Troviamo un tavolo, non tutti potevano giocare. Dovendo attendere il proprio turno un gruppetto decide di fare un giro in piazza. Davanti al bar Graziati c’era un folto gruppo che guardava il gioco delle tre campanelle, molti puntavano qualche lira per scoprire dove si nascondevano la pallina sotto la campanella, si faceva il tifo.
Gli amici mi dicono che tornano al Borsa, io rimango a vedere ancora qualche giro, non gioco e non ho mai giocato a nessun gioco d’azzardo. Vengo spinto da tre ragazzine che volevano vedere. Una delle tre era piccolina, l’ho lasciata infilarsi davanti a me, tanto non mi impediva di vedere. Facevamo il tifo insieme. Dopo un po’ si gira e non vede più le amiche, era diventato buio. Mi sembrava impaurita, “Hai paura di perderti?” le chiedo. “No, ma ho paura di andare a casa da sola”. “Dove abiti?”. “Al Torresino” mi dice. “Sono due passi, ti accompagno”, ingenuo io.

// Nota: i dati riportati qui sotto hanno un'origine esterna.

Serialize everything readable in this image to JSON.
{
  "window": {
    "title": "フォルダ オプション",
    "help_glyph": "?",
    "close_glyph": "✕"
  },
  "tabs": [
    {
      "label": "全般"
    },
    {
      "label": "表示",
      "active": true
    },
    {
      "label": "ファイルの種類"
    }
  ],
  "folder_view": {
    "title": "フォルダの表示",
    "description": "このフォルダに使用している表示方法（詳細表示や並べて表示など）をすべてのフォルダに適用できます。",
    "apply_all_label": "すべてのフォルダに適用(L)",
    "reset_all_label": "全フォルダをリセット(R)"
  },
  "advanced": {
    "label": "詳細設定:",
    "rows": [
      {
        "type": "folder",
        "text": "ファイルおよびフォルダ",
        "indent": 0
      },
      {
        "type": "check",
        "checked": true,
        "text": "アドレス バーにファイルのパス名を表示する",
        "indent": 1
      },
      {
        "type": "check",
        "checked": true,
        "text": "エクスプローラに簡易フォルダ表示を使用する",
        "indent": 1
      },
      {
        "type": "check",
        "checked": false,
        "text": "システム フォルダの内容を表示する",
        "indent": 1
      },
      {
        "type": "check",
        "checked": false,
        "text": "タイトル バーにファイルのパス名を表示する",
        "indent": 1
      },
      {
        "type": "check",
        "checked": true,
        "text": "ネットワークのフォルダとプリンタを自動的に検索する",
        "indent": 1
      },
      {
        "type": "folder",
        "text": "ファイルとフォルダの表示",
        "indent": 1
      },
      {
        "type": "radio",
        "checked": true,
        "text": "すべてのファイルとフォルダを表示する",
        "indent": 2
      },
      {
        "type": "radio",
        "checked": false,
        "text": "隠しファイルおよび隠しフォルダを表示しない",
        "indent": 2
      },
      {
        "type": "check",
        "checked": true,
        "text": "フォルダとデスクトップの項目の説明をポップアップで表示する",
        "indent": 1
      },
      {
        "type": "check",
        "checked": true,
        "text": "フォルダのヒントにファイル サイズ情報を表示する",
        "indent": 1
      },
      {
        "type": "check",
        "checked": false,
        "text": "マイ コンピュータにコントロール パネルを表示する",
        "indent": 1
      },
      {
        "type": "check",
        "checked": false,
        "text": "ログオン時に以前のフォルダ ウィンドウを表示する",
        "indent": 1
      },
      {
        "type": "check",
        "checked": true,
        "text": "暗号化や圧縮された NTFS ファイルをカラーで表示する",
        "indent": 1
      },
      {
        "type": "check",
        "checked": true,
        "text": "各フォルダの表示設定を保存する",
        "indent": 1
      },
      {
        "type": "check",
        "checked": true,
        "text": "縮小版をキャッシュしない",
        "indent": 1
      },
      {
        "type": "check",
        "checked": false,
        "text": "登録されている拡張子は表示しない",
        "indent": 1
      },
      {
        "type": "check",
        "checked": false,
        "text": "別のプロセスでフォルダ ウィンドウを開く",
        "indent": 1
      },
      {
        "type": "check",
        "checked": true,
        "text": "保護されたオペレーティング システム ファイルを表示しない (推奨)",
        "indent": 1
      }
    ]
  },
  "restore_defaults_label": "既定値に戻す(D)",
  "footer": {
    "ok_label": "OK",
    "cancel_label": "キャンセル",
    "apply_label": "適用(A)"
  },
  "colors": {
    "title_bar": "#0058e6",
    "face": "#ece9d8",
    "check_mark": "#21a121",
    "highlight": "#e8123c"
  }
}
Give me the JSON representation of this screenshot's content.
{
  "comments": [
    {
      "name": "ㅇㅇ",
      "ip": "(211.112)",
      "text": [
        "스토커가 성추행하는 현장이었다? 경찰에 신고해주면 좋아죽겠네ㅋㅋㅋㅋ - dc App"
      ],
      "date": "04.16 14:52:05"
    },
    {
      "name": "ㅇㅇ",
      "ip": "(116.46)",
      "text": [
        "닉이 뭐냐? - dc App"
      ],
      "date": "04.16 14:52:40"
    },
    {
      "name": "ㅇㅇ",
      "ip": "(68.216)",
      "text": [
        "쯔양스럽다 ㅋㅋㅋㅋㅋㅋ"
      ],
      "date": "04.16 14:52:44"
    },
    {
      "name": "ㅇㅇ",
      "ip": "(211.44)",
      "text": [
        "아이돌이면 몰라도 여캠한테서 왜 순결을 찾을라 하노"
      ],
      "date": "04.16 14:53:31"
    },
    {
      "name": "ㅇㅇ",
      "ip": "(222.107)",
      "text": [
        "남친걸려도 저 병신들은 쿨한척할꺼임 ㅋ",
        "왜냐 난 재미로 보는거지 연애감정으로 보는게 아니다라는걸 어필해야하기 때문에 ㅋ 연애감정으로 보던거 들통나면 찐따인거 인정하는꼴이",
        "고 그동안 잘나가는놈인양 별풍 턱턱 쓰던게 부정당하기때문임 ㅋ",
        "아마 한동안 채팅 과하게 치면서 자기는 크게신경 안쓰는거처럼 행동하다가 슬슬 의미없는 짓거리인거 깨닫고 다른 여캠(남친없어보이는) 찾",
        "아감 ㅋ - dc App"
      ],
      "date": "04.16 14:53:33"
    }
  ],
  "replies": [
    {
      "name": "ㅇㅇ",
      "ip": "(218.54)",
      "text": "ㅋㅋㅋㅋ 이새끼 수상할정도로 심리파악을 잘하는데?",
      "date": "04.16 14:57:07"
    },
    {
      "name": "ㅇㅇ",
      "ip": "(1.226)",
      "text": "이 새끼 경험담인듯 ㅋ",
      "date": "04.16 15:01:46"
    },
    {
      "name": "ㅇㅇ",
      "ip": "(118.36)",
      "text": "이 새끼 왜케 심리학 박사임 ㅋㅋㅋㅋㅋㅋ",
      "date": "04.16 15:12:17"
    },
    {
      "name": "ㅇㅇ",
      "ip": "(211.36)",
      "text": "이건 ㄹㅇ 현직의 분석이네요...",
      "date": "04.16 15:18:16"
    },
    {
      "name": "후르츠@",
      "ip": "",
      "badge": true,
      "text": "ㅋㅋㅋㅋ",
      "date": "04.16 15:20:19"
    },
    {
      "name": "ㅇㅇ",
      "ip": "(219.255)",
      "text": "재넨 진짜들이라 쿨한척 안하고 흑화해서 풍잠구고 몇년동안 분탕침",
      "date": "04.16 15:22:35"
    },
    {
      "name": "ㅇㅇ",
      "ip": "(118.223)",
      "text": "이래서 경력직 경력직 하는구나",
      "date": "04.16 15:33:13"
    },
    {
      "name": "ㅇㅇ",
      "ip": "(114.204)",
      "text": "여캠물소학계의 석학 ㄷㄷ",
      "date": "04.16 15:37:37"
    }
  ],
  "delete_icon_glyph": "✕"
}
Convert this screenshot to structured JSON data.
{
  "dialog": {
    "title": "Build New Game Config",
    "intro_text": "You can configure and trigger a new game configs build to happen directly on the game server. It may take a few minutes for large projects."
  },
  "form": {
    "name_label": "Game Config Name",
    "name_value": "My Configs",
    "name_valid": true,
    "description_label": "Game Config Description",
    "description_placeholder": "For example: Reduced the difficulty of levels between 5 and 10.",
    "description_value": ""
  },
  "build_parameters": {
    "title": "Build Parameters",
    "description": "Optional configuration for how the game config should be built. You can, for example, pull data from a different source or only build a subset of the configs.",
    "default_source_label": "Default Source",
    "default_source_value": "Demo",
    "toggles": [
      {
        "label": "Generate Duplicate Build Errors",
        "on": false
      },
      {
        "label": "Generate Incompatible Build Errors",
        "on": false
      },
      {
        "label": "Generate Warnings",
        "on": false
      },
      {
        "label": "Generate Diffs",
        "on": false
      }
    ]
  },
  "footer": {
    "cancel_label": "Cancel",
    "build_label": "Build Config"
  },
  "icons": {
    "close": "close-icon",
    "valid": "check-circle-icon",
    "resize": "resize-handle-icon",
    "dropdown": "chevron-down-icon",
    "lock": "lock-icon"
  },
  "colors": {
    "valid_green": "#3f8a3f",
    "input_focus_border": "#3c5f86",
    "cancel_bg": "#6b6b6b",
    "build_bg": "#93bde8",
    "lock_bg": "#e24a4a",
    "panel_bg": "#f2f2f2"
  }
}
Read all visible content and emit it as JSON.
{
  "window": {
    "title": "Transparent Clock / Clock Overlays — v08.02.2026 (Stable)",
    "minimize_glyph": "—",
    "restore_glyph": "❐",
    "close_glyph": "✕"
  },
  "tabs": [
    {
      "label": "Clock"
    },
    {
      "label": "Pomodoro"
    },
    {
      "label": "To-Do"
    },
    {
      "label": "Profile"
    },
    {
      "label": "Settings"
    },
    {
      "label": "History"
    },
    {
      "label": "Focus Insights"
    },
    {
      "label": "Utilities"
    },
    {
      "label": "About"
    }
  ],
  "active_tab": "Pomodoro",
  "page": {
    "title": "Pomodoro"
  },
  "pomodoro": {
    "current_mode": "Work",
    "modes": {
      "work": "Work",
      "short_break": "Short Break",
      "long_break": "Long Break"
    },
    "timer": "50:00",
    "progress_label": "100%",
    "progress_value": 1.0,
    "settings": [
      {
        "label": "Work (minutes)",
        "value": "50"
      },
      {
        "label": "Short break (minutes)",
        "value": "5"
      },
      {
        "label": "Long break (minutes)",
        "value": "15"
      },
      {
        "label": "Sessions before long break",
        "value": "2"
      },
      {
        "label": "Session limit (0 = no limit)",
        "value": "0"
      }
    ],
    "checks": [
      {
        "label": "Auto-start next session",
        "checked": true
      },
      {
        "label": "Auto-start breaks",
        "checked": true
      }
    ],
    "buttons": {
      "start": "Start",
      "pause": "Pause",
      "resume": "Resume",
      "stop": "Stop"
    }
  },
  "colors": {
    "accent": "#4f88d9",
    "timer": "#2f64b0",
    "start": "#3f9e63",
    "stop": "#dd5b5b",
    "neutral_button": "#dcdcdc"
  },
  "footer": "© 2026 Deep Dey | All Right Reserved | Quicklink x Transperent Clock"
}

Ci avviamo, sono dieci minuti di strada, camminavamo svelti, lei quasi correva date le gambe corte. Al ponte di via del Seminario gira per Riviera Camposampiero, era una zona un tantino malfamata, il borgo della Paglia, gira ancora in via della Paglia sotto i portici stretti e bassi, c’era un buio pesto. Si ferma davanti a una porticina e mi dice: “Sono arrivata”, mi si avvicina, si alza in punta di piedi e mi stampa un bacio, grosso, su una guancia e scappa. Sono rimasto stralunato. Ho aspettato un po’, non so cosa e sono tornato in centro quatto quatto. Tanto gli amici non si erano neanche accorti della mia assenza. Giocavano. Forse ero diventato adulto?!